Ben hep bir şarkının ellerindeydim, bu yüzden aranıza karışamadım. Hayat devam eder. Bazı çiçekler susuzluğa ve unutulmaya dayanır. Hayat her zaman devam eder, bunu herkes bilir.
etrafa fiziksel zarar veren, bulundukları ortamı şiddete boğan insanlar intihar ettiklerinde çok üzülmem. onun dışında kimse intihar etmesin, allah ne kadar ömür verdiyse sonuna kadar yaşayın. herkes kazanacak diye bir kaide yok. kaybetsek de yaşamalıyız. mağlup olarak yaşamayı da bilmeliyiz.
zayıflık göstergesidir. dünyadaki sorunların veya kişilerin sizi yendiğini gösterir. sadece arkanızda bırakacağınız "annenizi veya babanızı" gözyaşları içinde görmeyi düşünmek bile sizi bu düşünceden vazgeçirebilir.

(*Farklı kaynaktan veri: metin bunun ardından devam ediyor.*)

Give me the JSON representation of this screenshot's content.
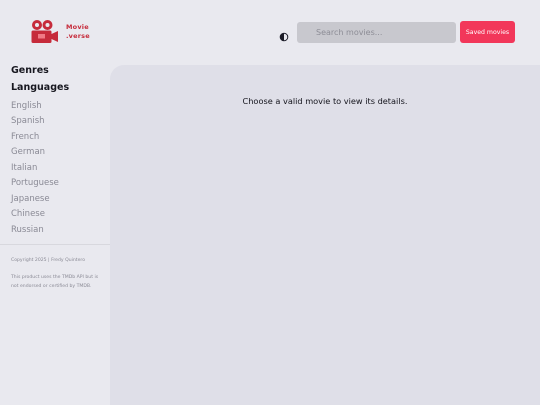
{
  "logo": {
    "line1": "Movie",
    "line2": ".verse",
    "icon": "movie-camera-icon",
    "color": "#c62b3b"
  },
  "header": {
    "theme_toggle_icon": "half-moon-icon",
    "search_placeholder": "Search movies...",
    "saved_button": "Saved movies",
    "accent": "#f2375a"
  },
  "sidebar": {
    "genres_label": "Genres",
    "languages_label": "Languages",
    "languages": [
      "English",
      "Spanish",
      "French",
      "German",
      "Italian",
      "Portuguese",
      "Japanese",
      "Chinese",
      "Russian"
    ],
    "copyright": "Copyright 2025 | Fredy Quintero",
    "disclaimer": "This product uses the TMDb API but is not endorsed or certified by TMDB."
  },
  "main": {
    "empty_message": "Choose a valid movie to view its details."
  }
}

Her şey yoluna girer, her şeyin düzelmesini istiyorsak öncelikle kendimizi değiştirip geçmişte yapılan hataları tekrarlamamız gerekli.
öyle ki; bazı zamanlar insan sabah uyanmasına lanet eder.
ruh'en sağlıklı bir insanın şükredeceği herşeye lanet eder.
artık dünyanın yükü ona ağır geliyordur, araştırır en acısız yolunu arar. Ailesini,eşini,geleceğini düşünerek çıkış yolu arar ama bulamaz.
var oluş artık ızdıraptır.
elveda bedenim der ve kendi ipini çeker. sonrası allah kerim.